Because what the world needs now is yet another git cheat sheet.
For my super simple needs where I'm working on hips and some related files with other remote artists, I need to get the files i need from github, make changes, send those changes back to github.
Bonus points for doing lots of tiny changes, and making clear comments with each update I do so my trail of
destruction improvement is followable, and ideally roll-backable in the impossible scenario that I've made a mistake.
Get stuff from github
Get the clone path from github/gitlab, it'll be something like email@example.com:projectname/your-thing.git
cd to where you want this work to live, eg ~/git/
git clone firstname.lastname@example.org:projectname/your-thing.git
You now have a copy of whats on the web store. Well done!
Cos I always forget, git workflow is that you're the master of your own little domain, unlike say perforce where there is only one true central repository and everyone talks directly to it.
As such the idea is now that I have my own local clone, I do all kinds of commits and updates and panics locally, I'm running my own version control. When I feel its good to share, I can push that back to the web repository.
The specific workflow for a day is usually this:
- Pull the latest changes from the web repro, as other people in other remote locations have done work while you slept
- Do things, make changes, break stuff
- Tell git 'yes, track these changes, ignore those changes'
- Tell git a commit comment for those changes
- Push those changes back to the web repo
- Make more changes, more commits through out the day
- After the final push for the day tell people in slack what you did
Pull will talk to the web repro and pull any changes from there into your local copy.
Handy command to run at any time to see what git thinks you're up to. If you haven't made any changes it'll tell you. If you've made changes that git isn't aware of it'll tell you, if you're ready to push changes back to the web it'll tell you.
When you make changes to a file and run git status, you'll be told 'oh, you've made a change. Do you want me to track this change?' To do this you add it to the files git will track, you collect as much as you need until you're ready to bundle all those changes as a single commit.
git add myfile.hip
Time to tell git to record the changes you made as a commit, like a milestone, a waypoint, a place to say 'here's a bundle of work I did'.
git commit -a
Thats the goodie goodie way. It takes you to vim (woo), shows you text of what you're about to bundle together into a commit. You move to the bottom and add some text to explain what you did to yourself and others.

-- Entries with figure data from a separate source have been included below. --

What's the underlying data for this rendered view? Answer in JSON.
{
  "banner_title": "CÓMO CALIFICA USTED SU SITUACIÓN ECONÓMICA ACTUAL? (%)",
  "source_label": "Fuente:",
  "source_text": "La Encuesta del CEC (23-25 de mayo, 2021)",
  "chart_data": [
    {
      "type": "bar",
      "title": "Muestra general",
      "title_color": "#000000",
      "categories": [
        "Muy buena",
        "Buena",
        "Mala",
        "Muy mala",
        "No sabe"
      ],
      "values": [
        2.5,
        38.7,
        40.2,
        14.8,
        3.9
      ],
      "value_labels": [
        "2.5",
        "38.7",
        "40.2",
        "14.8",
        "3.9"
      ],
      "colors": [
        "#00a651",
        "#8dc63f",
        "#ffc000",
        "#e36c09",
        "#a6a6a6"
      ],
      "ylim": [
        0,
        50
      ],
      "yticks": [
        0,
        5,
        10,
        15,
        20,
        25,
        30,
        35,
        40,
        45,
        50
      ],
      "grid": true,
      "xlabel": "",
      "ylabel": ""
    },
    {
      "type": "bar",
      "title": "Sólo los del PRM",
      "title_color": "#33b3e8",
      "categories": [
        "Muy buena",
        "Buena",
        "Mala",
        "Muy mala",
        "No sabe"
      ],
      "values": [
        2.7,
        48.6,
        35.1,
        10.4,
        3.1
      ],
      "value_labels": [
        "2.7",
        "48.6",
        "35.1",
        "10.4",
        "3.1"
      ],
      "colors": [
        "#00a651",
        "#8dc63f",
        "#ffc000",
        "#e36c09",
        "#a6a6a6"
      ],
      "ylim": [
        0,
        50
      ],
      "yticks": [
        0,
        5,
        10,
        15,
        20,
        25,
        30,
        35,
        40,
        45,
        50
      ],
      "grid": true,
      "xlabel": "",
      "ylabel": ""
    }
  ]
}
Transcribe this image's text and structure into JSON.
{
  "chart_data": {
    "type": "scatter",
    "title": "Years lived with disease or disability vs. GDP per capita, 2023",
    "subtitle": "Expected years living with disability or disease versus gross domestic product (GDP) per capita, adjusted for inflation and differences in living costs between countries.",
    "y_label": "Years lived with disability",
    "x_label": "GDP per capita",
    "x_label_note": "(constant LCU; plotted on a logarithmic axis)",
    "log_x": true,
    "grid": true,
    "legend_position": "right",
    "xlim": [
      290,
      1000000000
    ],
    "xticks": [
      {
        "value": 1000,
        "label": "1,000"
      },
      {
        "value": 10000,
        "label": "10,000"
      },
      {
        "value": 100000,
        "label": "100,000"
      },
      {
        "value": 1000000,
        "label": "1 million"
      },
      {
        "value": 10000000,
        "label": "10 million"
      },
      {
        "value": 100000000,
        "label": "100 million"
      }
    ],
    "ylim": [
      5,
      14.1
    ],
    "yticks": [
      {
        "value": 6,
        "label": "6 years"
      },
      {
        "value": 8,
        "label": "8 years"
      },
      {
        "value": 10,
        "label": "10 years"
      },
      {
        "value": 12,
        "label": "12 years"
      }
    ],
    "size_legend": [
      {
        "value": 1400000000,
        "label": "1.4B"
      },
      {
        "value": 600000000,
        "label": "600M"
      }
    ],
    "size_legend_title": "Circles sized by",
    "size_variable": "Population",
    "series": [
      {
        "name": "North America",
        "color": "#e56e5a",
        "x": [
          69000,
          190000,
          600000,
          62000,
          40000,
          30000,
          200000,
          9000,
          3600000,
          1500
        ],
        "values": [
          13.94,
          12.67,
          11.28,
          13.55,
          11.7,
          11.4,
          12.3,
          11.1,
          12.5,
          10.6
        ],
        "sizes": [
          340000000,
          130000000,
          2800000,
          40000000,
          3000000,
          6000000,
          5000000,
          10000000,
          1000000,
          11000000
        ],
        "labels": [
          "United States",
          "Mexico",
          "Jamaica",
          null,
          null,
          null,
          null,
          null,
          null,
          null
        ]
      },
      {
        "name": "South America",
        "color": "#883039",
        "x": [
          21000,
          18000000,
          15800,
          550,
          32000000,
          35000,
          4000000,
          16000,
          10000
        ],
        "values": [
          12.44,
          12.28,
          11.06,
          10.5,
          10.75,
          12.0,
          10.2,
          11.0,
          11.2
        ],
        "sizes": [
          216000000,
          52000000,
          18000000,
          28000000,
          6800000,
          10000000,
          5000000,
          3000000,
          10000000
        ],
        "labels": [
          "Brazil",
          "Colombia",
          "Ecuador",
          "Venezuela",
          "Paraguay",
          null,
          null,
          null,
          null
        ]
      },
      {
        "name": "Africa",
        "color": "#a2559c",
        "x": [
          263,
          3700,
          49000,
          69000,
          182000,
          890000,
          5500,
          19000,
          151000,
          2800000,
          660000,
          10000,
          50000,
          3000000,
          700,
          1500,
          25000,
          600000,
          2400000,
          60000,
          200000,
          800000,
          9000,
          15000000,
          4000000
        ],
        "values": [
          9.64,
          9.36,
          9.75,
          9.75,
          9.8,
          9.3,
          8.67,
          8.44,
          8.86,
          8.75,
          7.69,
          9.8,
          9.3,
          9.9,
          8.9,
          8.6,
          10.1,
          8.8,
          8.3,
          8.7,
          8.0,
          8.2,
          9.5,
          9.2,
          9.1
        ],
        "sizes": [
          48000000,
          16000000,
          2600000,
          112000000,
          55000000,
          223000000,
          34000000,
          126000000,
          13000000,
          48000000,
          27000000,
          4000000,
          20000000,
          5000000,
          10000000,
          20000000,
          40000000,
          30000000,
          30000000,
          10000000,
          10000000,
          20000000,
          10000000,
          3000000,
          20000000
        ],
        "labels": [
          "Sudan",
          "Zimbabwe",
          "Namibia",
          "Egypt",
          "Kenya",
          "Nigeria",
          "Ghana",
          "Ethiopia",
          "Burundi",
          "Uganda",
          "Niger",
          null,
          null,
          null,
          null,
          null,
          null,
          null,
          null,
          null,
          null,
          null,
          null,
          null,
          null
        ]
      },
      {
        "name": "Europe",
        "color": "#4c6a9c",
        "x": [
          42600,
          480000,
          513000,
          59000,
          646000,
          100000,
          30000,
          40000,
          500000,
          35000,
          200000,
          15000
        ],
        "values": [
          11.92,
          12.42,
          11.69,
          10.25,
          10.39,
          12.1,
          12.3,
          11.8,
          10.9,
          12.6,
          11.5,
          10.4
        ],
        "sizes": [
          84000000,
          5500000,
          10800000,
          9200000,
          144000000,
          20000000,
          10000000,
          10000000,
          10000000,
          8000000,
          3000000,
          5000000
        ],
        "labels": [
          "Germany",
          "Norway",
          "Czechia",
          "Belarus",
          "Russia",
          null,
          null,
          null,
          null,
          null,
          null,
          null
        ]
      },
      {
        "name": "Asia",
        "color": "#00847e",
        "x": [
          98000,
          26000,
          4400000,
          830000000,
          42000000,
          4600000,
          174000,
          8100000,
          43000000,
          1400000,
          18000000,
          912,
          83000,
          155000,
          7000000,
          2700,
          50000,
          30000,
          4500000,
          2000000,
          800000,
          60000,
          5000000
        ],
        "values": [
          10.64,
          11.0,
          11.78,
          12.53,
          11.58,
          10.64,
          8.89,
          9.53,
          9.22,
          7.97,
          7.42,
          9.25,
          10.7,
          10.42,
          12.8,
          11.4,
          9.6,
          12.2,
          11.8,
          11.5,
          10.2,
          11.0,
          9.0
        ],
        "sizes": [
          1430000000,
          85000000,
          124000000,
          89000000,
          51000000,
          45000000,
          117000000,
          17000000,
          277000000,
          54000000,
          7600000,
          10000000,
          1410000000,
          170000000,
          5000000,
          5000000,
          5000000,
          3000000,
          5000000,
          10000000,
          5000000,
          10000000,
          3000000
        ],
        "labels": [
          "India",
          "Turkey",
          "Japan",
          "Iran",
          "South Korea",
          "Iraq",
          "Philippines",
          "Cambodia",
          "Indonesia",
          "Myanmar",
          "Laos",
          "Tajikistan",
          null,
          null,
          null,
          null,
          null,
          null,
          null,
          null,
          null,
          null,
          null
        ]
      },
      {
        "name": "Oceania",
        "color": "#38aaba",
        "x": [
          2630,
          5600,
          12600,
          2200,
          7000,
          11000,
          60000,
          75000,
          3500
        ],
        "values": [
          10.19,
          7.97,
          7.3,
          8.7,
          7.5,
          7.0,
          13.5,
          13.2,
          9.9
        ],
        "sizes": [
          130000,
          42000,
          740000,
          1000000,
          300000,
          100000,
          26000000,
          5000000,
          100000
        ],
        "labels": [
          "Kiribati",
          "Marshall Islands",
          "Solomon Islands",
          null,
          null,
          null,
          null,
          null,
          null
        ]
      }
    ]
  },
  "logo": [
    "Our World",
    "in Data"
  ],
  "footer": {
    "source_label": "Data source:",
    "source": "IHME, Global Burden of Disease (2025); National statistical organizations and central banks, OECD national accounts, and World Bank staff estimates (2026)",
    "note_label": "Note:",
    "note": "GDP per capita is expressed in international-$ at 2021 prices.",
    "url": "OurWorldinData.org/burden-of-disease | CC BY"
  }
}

The usual format is a short one line summary. To be a nerd you can then have more descriptive text beneath it. Eg:
git commit -a # vim fires up # ]] to jump to the end of the file # a to start Adding words After the current position fixed uvs on pig in myfile.hip and added bake rops uvs were reversed on pig, fixed with uvtexture sop added rops for baking highres to lowres, single frame only, needs improving # :x to save and quit
You'll be returned to your bash prompt, a git status will tell you you're all committed and ready for the next step.
A push will send your commits back to the web repo so the world can enjoy them.
What I've shown so far is 95% of what I do. The fun comes from the 5% when things go wrong, but luckily things haven't been too bad so far.
Revert via reset and clean
When you've made a series of horrible mistakes, and you just want to get stuff back to how it was the last time you pulled from the web repo. The brute force way is
git reset --hard
Which will make all files git knows about go back to how they were. Sweet.
But if you've made a bunch of extra files, say renders and geo output and stuff, a git status will still say 'look at all these new files that I haven't tracked yet? What do you wanna do?'
Ideally you'll just go and manually delete these yourself so you have a good mental image of whats going on, but you can have git do this for you.
git clean -d -f
...will find any untracked files and directories and remove them.
If you're rendering stuff a lot, it can get boring to keep telling git to not include folders full of images. You can set this permanently with a .gitignore file.
Make a .gitignore file with vim, and just put on each line the name of files or folders you want git to ignore. Eg for my project I don't want to push my $HIP/renders folder back to github, nor do I want it to see the .DS_Store files OSX leaves everywhere, so my .gitignore file looks like this:
Now when I make renders and run a git status, those files don't show up, so they won't be tracked, so they won't be pushed to github. Perfect.
But as an interesting aside I probably DO want to have this .gitignore file tracked by git itself, and pushed to github, so make sure to add and commit that too.